AMBASSADOR KHALILZAD: Thank you very much, Shirin. It's good to see you.
Of course, the situation in Afghanistan, in the course of the past year, has been a situation in transition. By definition, transition is a mixed situation, where there are things of the past and things of the future that are present together. With regard to the things that I am most pleased, most proud of that we have accomplished in the course of the past year that points to the future, I could point to many things, but two, in particular, come to mind.
One was my own participation in the opening of the school year on March 22nd in Afghanistan. I was very much moved personally by participating in several schools and their opening by the enthusiasm of little girls and boys with the slogan that "we want to learn" and to see that the United States of America, given my own background, had participated in facilitating that day. I think March 22nd was a very good day for Afghans, and I was very proud of that day.
Similarly, I was very proud, and very pleased, to be there, as I was, during the Loya Jirga. Now, the Bonn Agreement that laid the foundation for the political progress that Afghanistan is on the path of was as a result of an agreement among four groups.
The Loya Jirga I think was more representative than Bonn, but it was a stage, and I was very pleased and proud to see that the Afghans had stuck to the time schedule. The interim authority did not extend itself. As we have seen in many other countries, once you are in power, you do not make commitments. One cause of the conflict in the '90s was over this rotation that did not take place in time.
And I was very pleased that, despite all of the problems that the Loya Jirga, the process had, and again because of the nature of the situation, which is a transitional situation, the Loya Jirga was held; a woman candidate that I referred to and a President was elected.
I think, certainly, the biggest success was getting rid of the Taliban as the ruling authority in Afghanistan, but there are, of course, problems to be sure. Again, I would have liked, personally, and I know some of my colleagues know this is a hobby horse of mine. I would have liked a much faster development on the economic front, on the building of the security institutions.
But while we can argue--and given that I'm an academic by background, I might always enjoy a good argument--that could things have been done somewhat faster or slightly differently, but I think, fundamentally, I believe that we are on the right path, building security institutions, judicial institutions, economic progress in Afghanistan, both at the local level, rural development, reviving Afghanistan's agriculture, as well as other institutions necessary to make Afghanistan work for Afghans and stand on its own feet and to play a prudent transitional role in assisting ourselves with our forces and the forces of other countries.
As I said, this has been a good year, compared to the last previous 20 years or so in Afghanistan.

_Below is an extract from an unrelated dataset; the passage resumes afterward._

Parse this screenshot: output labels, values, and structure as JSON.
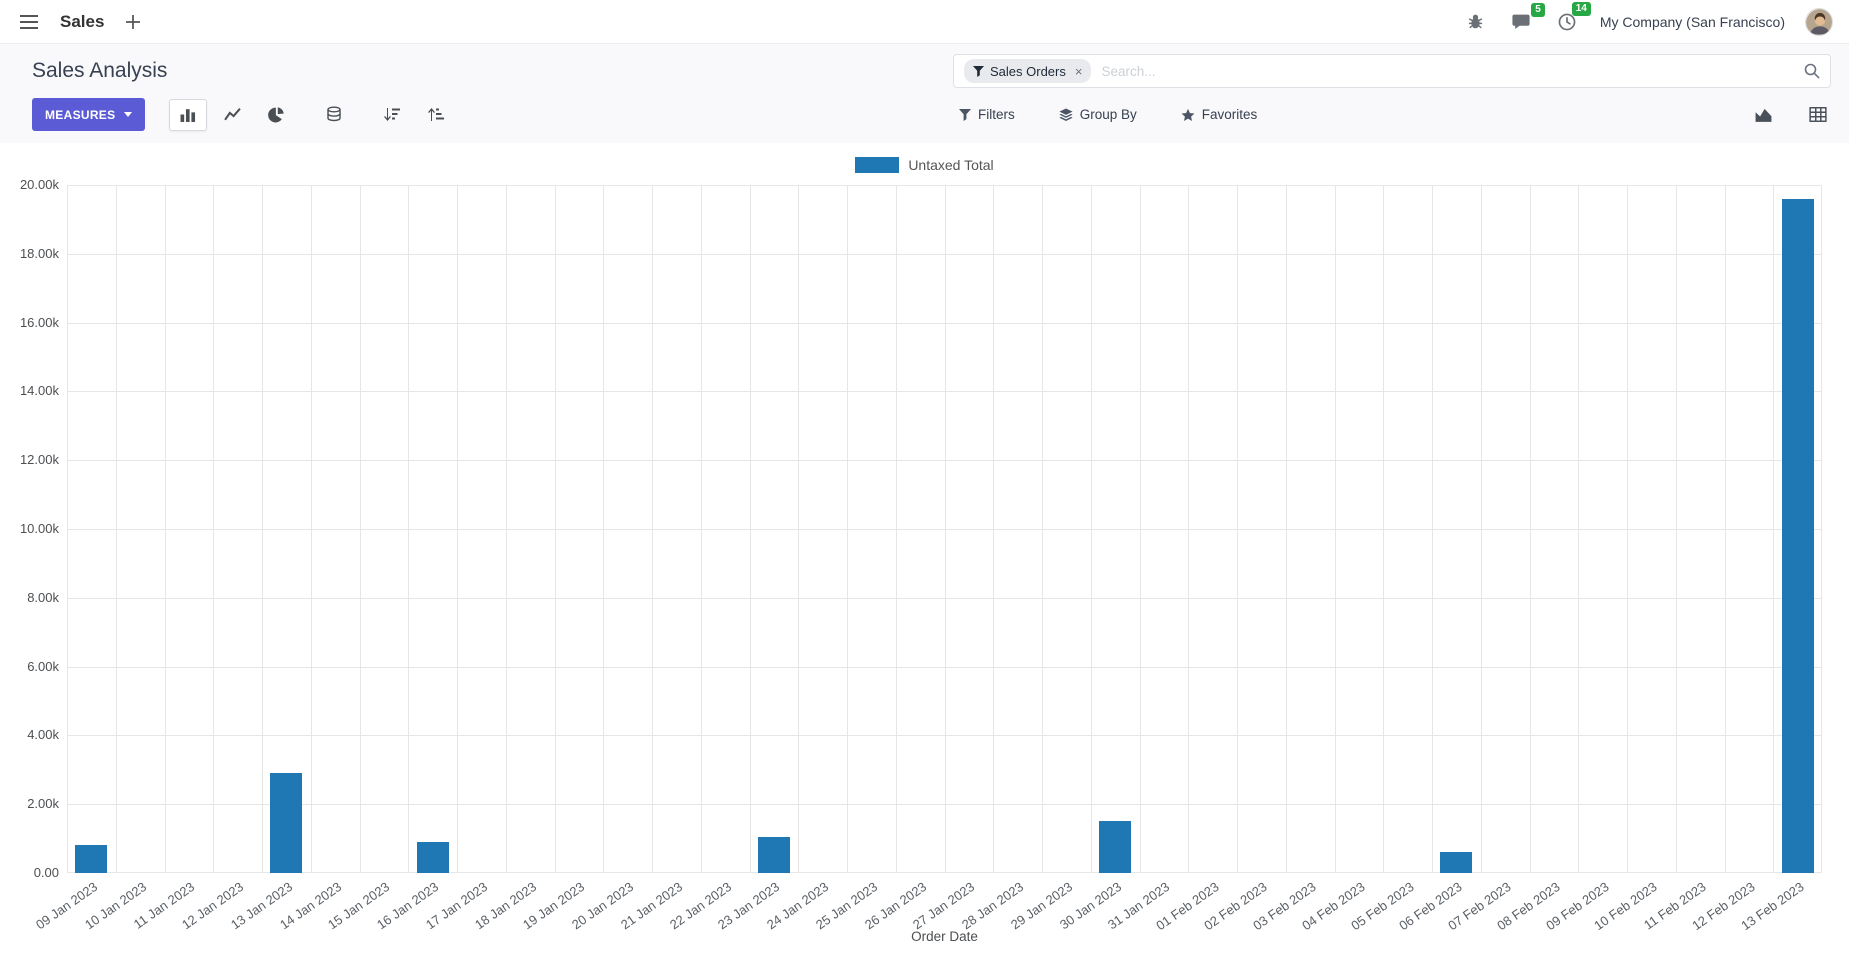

I am, like many of my Afghan friends, impatient for more progress. We would like to see more progress at a more rapid pace. That's good. But let's not forget where we were only 14 months ago and how far we have come in this time period, and I am pleased very much myself with the distance that we have traveled, but I recognize that we have a long way to go.
CHAIRPERSON GAER: Thank you, Dr. Khalilzad.
AMBASSADOR KHALILZAD: Thank you very much. Thank you.